With divorce rates as high as they are in Norway (and in the US where this ad comes from, unsurprisingly), I guess I should be OK with this ad, but I'm having a hard time. Even if it's humorous, there's of course certain bit of truth in this ad. Trying to increase earnings by advertising divorce, something which few if any people or cultures in the world consider to be positive thing, well, that just seems like a crappy way of making money.

Chicago lawyers Fetman, Garland & Associates seem to thrive on the press generated by these campaigns, they've even set up a merchandise shop selling some real sorry clothes capitalizing on the campaign's slogans. By the way, the buttocks to the left belong to none other than the lawyer Corri D. Fetman, a former Playboy playmate.
I could see how these ads, displayed in Mexico City, might cause a stir in the US. Swedish vodka brand Absolut apparently regards itself as competent of suggesting some bold territorial changes between these two countries, which have certainly seen their fair share of warfare. Luckily for Absolut, that's all in the past, there aren't a lot of people left alive with painful memories of the Mexican-American war of the 1840s.

Unlike the D&G ads shown earlier, Benetton doesn't try glamming up violent or otherwise crappy situations. While the motives for their campaigns including dying AIDS patients and soldiers, or campaigns such as this can rightly be questioned, in light of the D&G stuff above, I feel sort of OK with their stuff. Apart from the utter fakeness seen in most advertising, it's sort of refreshing to see a different angle, even if it's not the most pleasant material.

Never mind Benetton using dying people in advertising, Dr. Martens prefer those who have long since passed.

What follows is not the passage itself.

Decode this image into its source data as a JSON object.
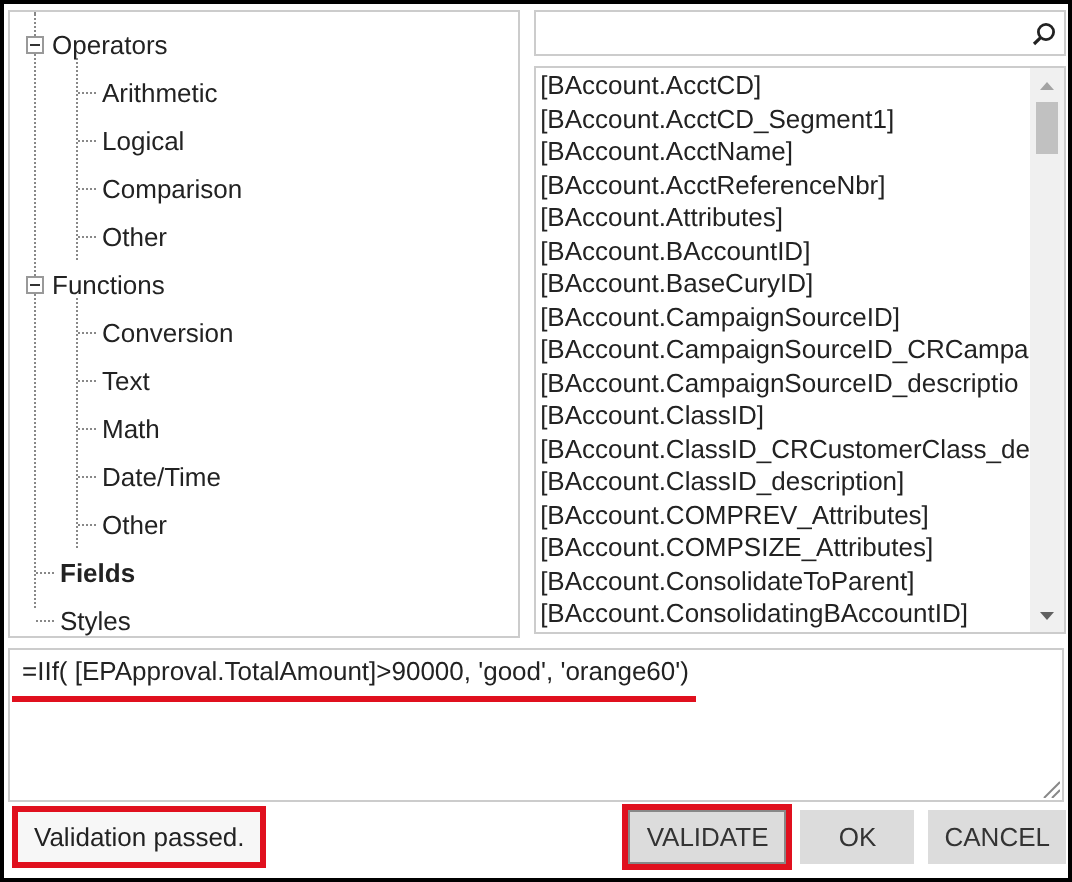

For those who do not recognize the face, this is Kurt Cobain of legendary grunge rock band Nirvana, who killed himself with a shotgun in 1994. Even disregarding that his death was a suicide (though some alternate theories have arisen) which tends to make matters even morse sensitive, using dead people to endorse your products is cheating, pure and simple.

One of those ads that where fine and dandy when they where launched, but are pretty outrageous in hindsight. The keywords here are "Bhopal" and "1984". We are talking about one of the worst industrial disasters in history, killing something like 16 000 people in the Indian city of Bhopal where Union Carbide had a pesticide plant. This 1962 image of a big Union Carbide hand seemingly pouring chemicals straight out into free air is particularly poignant.